From May through August, Ferreira interned at Amos House, a holistic social services organization serving people who are without housing and those who are economically challenged throughout Providence, R.I., and surrounding communities.
“My long-term goal is to have a career path where I can work toward creating innovative change to help diminish poverty and income inequality. I firmly believe that this experience is one of my first steps down this path as I am learning more about the population I hope to work with on a firsthand, day-to-day basis,” said Ferreira, a business and management and political science double major.
“The internship helped me affirm that this impact area is the path I want to pursue and has given me the preliminary knowledge and insights that I need to know to interact within and serve populations and groups that are devastated by economic disparities,” she said.

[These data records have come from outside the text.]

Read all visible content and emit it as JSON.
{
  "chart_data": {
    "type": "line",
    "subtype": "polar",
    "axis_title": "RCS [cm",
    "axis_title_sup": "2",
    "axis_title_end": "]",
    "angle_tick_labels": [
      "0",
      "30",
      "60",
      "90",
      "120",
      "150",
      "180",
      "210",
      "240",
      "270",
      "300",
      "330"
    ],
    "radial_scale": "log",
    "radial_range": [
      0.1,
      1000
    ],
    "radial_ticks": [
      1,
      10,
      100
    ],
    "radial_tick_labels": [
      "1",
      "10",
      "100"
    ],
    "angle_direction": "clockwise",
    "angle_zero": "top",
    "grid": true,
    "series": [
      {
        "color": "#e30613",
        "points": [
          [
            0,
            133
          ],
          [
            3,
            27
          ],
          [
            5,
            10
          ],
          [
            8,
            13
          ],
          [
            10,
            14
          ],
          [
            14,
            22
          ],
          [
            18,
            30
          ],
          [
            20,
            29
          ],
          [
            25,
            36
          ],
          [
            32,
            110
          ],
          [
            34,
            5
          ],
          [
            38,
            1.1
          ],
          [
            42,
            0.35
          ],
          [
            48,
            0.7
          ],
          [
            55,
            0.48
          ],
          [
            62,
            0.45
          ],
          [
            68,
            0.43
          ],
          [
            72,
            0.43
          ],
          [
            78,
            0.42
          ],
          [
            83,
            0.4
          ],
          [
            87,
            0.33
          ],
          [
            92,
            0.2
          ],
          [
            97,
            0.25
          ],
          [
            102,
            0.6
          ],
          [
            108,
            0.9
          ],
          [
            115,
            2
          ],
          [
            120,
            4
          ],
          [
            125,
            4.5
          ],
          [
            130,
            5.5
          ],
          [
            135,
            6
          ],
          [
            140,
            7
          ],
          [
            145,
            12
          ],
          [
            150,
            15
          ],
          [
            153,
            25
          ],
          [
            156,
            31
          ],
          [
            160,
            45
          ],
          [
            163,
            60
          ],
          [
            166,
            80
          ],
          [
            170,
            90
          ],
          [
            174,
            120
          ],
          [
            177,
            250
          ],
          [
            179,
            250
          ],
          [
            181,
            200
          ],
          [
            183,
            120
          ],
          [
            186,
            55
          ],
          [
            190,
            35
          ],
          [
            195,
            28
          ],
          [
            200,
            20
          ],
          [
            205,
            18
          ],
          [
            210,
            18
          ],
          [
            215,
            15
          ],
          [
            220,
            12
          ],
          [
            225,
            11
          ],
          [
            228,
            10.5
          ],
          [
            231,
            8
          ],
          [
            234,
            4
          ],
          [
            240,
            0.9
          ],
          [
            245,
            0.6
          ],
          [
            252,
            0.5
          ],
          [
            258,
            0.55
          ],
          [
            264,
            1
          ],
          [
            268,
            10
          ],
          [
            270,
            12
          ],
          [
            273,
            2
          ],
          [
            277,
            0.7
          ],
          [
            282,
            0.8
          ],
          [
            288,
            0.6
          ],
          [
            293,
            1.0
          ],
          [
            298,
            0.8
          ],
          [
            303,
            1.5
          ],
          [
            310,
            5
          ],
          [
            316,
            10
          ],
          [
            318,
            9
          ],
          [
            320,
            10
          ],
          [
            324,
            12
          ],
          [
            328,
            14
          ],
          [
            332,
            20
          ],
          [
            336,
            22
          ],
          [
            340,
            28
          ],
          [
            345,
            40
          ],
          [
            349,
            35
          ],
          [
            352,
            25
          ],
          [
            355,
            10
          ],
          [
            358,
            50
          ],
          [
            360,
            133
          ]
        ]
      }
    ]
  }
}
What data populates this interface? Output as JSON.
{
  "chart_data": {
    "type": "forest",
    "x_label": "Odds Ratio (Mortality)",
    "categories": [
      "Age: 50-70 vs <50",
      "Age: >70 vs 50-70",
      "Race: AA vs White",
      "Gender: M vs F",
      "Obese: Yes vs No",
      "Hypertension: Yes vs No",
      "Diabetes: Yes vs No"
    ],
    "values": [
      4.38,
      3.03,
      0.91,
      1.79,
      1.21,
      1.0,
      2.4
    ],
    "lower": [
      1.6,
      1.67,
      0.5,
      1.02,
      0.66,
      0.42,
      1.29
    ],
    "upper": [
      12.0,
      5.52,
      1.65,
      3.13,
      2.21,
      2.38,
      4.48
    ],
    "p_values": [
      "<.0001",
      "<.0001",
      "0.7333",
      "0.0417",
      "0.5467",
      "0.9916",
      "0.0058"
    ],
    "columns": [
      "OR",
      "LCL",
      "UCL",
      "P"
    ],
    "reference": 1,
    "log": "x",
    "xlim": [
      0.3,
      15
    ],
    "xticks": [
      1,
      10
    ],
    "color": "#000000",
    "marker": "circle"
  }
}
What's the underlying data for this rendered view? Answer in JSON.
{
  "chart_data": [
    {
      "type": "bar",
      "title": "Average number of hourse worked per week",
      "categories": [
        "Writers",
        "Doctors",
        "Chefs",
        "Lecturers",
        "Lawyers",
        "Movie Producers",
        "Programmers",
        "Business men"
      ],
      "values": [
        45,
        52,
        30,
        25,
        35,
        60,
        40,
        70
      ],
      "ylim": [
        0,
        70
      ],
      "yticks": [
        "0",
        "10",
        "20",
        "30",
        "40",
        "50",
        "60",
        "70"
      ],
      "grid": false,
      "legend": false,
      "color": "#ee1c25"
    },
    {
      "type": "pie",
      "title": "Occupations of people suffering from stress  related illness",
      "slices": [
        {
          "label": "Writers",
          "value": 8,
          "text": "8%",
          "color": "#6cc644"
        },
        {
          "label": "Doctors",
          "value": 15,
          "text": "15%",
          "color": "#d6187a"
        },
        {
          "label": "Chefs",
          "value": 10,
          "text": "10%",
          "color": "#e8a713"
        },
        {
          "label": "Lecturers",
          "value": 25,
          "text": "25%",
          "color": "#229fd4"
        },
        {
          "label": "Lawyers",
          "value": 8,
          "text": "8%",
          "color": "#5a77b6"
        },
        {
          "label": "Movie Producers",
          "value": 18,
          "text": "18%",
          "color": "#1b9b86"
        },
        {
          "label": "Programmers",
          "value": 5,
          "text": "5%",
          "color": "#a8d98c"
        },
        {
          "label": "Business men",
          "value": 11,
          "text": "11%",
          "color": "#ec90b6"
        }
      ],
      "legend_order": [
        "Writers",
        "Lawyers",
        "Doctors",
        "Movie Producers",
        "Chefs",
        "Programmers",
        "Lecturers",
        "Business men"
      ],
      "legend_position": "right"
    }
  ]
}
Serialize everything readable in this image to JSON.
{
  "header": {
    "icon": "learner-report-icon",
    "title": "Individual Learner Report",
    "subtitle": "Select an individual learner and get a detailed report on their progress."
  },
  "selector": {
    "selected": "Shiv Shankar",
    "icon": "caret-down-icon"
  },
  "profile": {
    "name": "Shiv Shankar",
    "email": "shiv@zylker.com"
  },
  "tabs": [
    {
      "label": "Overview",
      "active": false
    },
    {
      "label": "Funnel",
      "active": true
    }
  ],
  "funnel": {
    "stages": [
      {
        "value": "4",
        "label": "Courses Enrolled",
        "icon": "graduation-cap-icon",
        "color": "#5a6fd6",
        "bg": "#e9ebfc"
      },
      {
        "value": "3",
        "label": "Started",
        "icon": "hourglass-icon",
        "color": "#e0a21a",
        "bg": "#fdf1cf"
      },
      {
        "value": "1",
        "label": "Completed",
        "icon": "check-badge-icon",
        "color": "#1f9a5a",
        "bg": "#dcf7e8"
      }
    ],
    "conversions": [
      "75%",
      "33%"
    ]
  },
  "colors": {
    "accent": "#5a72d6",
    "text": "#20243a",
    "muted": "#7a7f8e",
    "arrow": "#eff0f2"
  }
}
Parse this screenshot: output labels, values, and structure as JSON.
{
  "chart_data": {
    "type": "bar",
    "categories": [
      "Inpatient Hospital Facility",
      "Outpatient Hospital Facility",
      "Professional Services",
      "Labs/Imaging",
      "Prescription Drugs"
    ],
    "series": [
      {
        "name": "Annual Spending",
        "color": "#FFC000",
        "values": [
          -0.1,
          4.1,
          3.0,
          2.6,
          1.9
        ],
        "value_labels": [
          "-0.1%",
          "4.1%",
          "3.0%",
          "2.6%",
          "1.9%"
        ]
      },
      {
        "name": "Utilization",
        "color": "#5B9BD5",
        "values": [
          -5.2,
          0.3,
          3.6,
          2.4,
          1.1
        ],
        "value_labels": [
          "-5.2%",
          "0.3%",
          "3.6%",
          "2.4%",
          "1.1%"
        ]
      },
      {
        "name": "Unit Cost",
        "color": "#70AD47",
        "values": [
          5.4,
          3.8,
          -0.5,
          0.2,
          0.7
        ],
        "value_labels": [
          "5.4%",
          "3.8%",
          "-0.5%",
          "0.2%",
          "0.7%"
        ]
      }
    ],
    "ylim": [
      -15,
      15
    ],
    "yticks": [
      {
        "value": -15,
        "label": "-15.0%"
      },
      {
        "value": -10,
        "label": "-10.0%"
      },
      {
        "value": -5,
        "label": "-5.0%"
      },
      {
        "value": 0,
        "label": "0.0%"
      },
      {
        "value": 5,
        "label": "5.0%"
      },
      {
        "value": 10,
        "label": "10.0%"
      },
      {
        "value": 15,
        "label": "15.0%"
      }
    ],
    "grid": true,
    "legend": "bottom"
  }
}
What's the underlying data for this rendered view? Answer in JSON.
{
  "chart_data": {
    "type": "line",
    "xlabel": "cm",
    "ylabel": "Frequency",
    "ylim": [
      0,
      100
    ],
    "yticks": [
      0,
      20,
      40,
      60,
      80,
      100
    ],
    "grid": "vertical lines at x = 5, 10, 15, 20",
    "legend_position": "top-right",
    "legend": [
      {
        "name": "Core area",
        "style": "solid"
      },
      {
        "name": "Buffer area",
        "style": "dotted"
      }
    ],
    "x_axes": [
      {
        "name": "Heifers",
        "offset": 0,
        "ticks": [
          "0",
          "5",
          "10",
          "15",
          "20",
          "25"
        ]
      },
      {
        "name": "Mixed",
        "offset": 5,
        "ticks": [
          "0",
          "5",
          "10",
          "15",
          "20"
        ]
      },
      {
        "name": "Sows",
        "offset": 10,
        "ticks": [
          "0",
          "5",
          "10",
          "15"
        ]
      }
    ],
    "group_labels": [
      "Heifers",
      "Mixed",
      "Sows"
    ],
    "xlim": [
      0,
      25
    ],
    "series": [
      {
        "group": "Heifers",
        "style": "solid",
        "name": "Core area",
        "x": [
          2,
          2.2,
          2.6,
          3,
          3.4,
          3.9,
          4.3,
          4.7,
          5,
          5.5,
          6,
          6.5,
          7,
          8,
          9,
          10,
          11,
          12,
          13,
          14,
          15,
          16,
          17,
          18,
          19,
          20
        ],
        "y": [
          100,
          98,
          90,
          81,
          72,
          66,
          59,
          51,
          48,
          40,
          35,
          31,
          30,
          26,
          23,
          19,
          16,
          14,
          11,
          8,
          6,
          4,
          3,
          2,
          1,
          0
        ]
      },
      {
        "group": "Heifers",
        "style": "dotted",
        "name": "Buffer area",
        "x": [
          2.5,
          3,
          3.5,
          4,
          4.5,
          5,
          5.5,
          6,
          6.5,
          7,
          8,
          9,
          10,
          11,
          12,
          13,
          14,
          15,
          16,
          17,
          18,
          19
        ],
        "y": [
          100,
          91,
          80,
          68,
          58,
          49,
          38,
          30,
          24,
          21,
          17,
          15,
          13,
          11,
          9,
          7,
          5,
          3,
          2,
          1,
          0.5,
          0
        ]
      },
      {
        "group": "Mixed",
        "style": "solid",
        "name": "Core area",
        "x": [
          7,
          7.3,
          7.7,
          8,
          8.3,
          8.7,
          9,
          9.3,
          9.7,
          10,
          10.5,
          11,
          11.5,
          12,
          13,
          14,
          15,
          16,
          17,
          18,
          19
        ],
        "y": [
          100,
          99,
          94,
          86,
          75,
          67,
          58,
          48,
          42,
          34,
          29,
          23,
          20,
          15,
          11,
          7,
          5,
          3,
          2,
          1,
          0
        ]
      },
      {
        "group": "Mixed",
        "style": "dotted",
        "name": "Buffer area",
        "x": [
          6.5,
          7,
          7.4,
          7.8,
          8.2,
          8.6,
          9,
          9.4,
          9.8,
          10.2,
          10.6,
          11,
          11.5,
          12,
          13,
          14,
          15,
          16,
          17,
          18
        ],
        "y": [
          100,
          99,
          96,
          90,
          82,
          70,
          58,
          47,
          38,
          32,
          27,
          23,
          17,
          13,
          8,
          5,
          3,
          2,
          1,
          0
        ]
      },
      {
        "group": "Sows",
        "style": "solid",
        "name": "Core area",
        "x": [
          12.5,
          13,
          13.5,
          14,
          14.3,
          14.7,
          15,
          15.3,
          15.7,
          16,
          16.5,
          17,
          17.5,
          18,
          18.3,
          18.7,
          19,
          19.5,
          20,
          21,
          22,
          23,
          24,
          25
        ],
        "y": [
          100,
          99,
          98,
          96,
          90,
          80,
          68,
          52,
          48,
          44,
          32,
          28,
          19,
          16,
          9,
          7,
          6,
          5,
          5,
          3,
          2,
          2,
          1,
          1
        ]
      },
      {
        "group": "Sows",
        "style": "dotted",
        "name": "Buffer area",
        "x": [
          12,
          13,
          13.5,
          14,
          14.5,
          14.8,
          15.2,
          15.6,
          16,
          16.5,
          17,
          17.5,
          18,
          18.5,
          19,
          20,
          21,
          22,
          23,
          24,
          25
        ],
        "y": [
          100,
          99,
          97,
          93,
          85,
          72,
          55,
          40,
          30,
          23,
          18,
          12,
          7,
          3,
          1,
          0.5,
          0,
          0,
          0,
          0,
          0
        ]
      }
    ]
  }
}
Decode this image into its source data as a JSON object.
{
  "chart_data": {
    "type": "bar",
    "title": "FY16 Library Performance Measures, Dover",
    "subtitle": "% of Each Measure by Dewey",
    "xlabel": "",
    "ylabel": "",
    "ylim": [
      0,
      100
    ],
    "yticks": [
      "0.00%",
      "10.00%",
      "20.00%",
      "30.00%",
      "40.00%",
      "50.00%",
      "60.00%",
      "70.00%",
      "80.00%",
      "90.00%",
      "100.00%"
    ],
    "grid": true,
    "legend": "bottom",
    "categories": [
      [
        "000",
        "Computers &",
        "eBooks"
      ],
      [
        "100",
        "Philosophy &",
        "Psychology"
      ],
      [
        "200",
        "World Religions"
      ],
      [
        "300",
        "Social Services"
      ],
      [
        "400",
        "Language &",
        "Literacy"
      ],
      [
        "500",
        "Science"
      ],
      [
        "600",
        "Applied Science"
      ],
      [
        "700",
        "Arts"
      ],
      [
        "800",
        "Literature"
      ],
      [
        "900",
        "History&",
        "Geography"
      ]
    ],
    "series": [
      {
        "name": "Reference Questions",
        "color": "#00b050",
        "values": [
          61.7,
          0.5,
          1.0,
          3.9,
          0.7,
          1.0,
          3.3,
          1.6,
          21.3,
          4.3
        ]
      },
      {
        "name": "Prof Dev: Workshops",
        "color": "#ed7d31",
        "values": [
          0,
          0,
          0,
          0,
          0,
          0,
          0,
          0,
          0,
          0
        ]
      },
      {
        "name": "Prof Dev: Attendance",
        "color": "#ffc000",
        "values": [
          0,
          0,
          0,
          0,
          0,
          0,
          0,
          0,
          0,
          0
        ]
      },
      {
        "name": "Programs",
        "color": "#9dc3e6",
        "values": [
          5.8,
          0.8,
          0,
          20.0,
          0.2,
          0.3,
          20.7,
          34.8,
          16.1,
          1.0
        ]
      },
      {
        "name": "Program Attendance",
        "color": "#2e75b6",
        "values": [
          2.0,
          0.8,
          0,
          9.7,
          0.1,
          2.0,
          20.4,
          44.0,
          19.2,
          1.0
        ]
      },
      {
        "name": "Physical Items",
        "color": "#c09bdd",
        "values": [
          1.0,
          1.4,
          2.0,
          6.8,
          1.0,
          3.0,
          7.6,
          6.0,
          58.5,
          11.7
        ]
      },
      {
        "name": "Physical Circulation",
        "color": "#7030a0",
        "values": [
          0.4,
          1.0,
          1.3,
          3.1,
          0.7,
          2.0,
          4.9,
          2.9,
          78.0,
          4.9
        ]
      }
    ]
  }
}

The new full-time, paid internship program, in partnership with Providence-based Social Enterprise Greenhouse (SEG), places Wheaton students in summer internships with entrepreneurial ventures having a social impact.
As a workforce development intern at Amos House, Ferreira said she researched and developed ways for Amos House to further strengthen existing employment, career and training pathways and build the internal capacity to explore new areas of employment and training. In addition to collaborating with Amos House staff members, president and CEO Eileen Hayes and an external community development consultant, Ferreira also interacted with clients seeking services.
In addition to providing shelter, food and social services, Amos House also offers employment and financial assistance and training programs, including a building trades program.
The organization provided the perfect opportunity for Ferreira to gain experience to continue to develop her business idea and to get a true sense of the nature of the work, she said.
“The biggest challenge I faced during my time there was something I expected—the emotionally hard nature of this field,” she said. “It’s hard to see so many people struggling at the hands of economic inequality on a day-to-day basis. While hearing the tough experiences our guests are going through is never easy, I found refuge in knowing that the services being offered through Amos House are actually making a direct, powerful impact.”
“Knowing and seeing the success stories of the guests who have taken the opportunities Amos House offers empowered me to do the best work I could do for them during my time there,” said Ferreira, president of the Social Impact and Innovation Club at Wheaton and program management assistant to the chair of social entrepreneurship.